Monday, June 9, 2014

Field Guide to Reading Discoveries

There’s lots for nature lit lovers to enjoy in a new anthology of book reviews, commentary, and interviews called Washington Independent Review of Books: A Sampler. Natalie Wesler critiques a new biography of Thoreau’s editor and sometimes-friend in Margaret Fuller: A New American Life, by Megan Marshall; Susana Trapani examines the breakdown of a fictional utopian community in the face of climate change and human nature in Arcardia, by Lauren Groffl; and Grace Cavalieri celebrates Because I Am the Shore I Want to Be the Sea and other outstanding poetry collections that explore our world—natural and otherwise.

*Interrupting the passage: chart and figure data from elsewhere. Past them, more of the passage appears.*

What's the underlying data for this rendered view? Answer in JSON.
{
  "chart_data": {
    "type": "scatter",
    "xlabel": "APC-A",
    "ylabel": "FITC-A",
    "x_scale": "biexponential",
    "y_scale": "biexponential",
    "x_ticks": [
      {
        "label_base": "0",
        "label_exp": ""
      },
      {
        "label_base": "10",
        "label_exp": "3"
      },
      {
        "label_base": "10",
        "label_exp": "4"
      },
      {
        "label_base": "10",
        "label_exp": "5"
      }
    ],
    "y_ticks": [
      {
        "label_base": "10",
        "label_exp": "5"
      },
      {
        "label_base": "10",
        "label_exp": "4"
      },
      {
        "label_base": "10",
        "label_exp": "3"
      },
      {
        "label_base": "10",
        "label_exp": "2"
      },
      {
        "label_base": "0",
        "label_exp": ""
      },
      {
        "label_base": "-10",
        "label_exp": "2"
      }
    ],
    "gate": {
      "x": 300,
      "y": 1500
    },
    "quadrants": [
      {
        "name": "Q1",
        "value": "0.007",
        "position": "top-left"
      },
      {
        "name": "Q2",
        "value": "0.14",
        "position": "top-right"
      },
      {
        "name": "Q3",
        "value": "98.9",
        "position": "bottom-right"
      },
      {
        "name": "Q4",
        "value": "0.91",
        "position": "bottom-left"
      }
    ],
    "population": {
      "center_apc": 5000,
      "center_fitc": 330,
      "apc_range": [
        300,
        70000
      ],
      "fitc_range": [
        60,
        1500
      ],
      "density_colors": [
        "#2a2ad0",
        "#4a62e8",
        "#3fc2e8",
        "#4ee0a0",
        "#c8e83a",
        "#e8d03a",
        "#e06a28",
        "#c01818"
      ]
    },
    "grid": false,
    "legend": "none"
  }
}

All of the selections first appeared in the insightful and often-surprising online publication Washington Independent Review of Books (WIRB). In 2011, even as traditional media cancelled book review sections, and shuttered bookstores curtailed browsing for new titles, WIRB launched its daily postings of pithy fiction, nonfiction, and poetry reviews, plus features about literary figures, trends, and controversies. David Stewart, president of WIRB, says each posting represents the site’s efforts to “poke your consciousness” and “tell you about ideas and adventures you’ve forgotten or never knew.” WIRB board members Kitty Kelley and Ken Ackerman, along with Stephanie Eller, have put together their favorite tidbits from WIRB online to create the appetizing print anthology, Sampler. In some ways, paging through the collection feels like falling down a rabbit hole—each brief piece opens up a world of reading possibilities beyond your wildest imagination. In fact, if you tried to read every work of the creative minds featured therein, you would go mad as a hatter.
As a regular reader of the website, I was pleased to see some of my favorite reviews made the cut. Carrie Marden’s review is how I knew to put Amy Stewart’s The Drunken Botanist on my husband’s birthday list (Marden aptly notes that Stewart “makes the reader feel like a friend perched on the next bar stool”). The late Donald Carr’s review of Louis Agassiz: Creator of American Science is so tantalizingly detailed that I want to write about the erudite and flawed Agassiz myself.
My review of Butterfly People: An American Encounter with the Beauty of the World is one of the selections in “Science and Culture.” By eminent historian William Leach, Butterfly People profiles leading lepidopterists and butterfly collectors of the 19th century, revealing aesthetic as well as scientific drives behind their obsessive acquisitiveness. Thinking about those zealous naturalists in the context of WIRB’s anthology reminded me of similarly obsessive book collectors. Just as butterfly enthusiasts know they cannot scoop up every iridescent winged insect, book lovers realize their reading time and shelf space are limited. But like a good field guide, WIRB’s Sampler and daily web reviews can be a lodestar in a literary universe with almost too many paths to follow and wonders to discover.